Hand-crafted curation: meta-#SoDS18

😎 Summer of Data Science (#SoDS18) is upon us, and (thanks to Renée (aka @BecomingDataSci)) there is already some great guidance out there. I’m a big fan of “mini” projects — and, unlike Highlander, I’m pretty sure there can only be one isn’t the name of the SoDS game.

So, I wanted to share some ideas I have for potential micro-projects…

🙌 do something by hand

I know, I know — this borders on heresy. As my Archer visualization partner-in-crime, Elijah Meeks, put it:1

Whenever you tell someone you painstakingly annotated something by hand they grimace and get uncomfortable like you told them you enjoy thrash metal.

But, according to expert educators (Albert Y. Kim and Chester Ismay, to be specific), there’s still a lot of value in taking ye olde approach to things. 2

📦 Compare/recommend packages

First off, I want to acknowledge that there have been some great algorithmic/technical approaches to this, and there are projects under way (🐬 give flipper a look when you have a chance).3 In fact, I recommend you make use of these approaches should you give it a go (detailed nicely in packagemetrics - Helping you choose a package since runconf17) — but give it that certain human je ne sais quoi. 💅

This doesn’t have to be exhaustive! I really enjoyed two posts by Adam Medcalf, “My favourite R package for: summarising data” and “R packages for summarising data – part 2”.

This can also be great info to add to a package README or vignette. For example, Jenny Bryan (readxl’s maintainer, and all- around awesome human) discusses similar packages in the readxl README. This is a win-win, since she’ll point users who file issues to a different Excel-related package when it’s appropriate — as is often the case when it comes to tidyxl’s specialty of handling awkward, non-tabular Excel files.4

There’s no need to leave this up to the maintainers, though. If you go through a few packages while trying to accomplish a task, you are in a great position to describe what it was about them that led to your choice!

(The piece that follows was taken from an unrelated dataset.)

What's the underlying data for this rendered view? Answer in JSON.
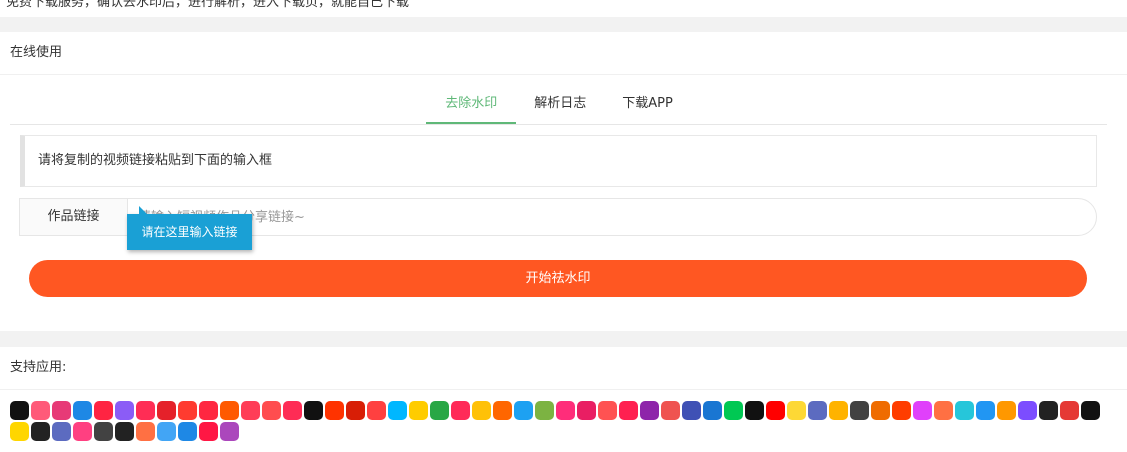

Recommending packages can also be of great help to others. Check out Sharon Machlis’ posts for some inspiration in that department.

👼 Bring a dataset to life

🎴 How many times have you used the iris dataset?

🚗 What about mtcars?

I can’t speak for Antoine Bichat’s experience with iris, but hunting down and sharing pics of the frequently-plotted ’74 vehicles was a pretty eye-opening experience. Among other things, thanks to the keen eye of Nathanael Aff we found out that the Mazda RX4 and RX4 Wagons have rotary engines. Even if you allow for the cylinder-to-rotor conversion (which is a bit of a stretch), it’s like comparing apples to oranges (or doritos to a water pump).

Update: Thanks to Ben Bolker, I can rest knowing that the source paper from which mtcars is taken acknowledges this unsettling error.

👨‍🎤 And more…

Let the spirit move you! Share your ideas with others (including me, naturally), and make it an #SoDS18 to remember.

  1. 👀 you should read the whole piece, Visualizing Archer: Data visualization to further your enjoyment of narrative, because it’s great…and I’m totally not biased at all.

  2. Check out the slides from Albert Kim’s talk from Data Day Texas 2018, “Something old, something new, something borrowed, something blue Ways to teach data science (and learn it too!)”.

  3. packagemetrics and its related issues from the rOpenSci 2017 unconf in will give you a better sense of this problem than I could ever hope to!

  4. These include: openxlsx, writexl, the C-library libxlsxwriter, and tidyxl.

  5. In fact, there was a whole session about this at useR! 2017, which you can learn more about from Julia Silge’s posts, “How do you discover R packages?”, and “Seeking guidance in choosing and evaluating R packages”.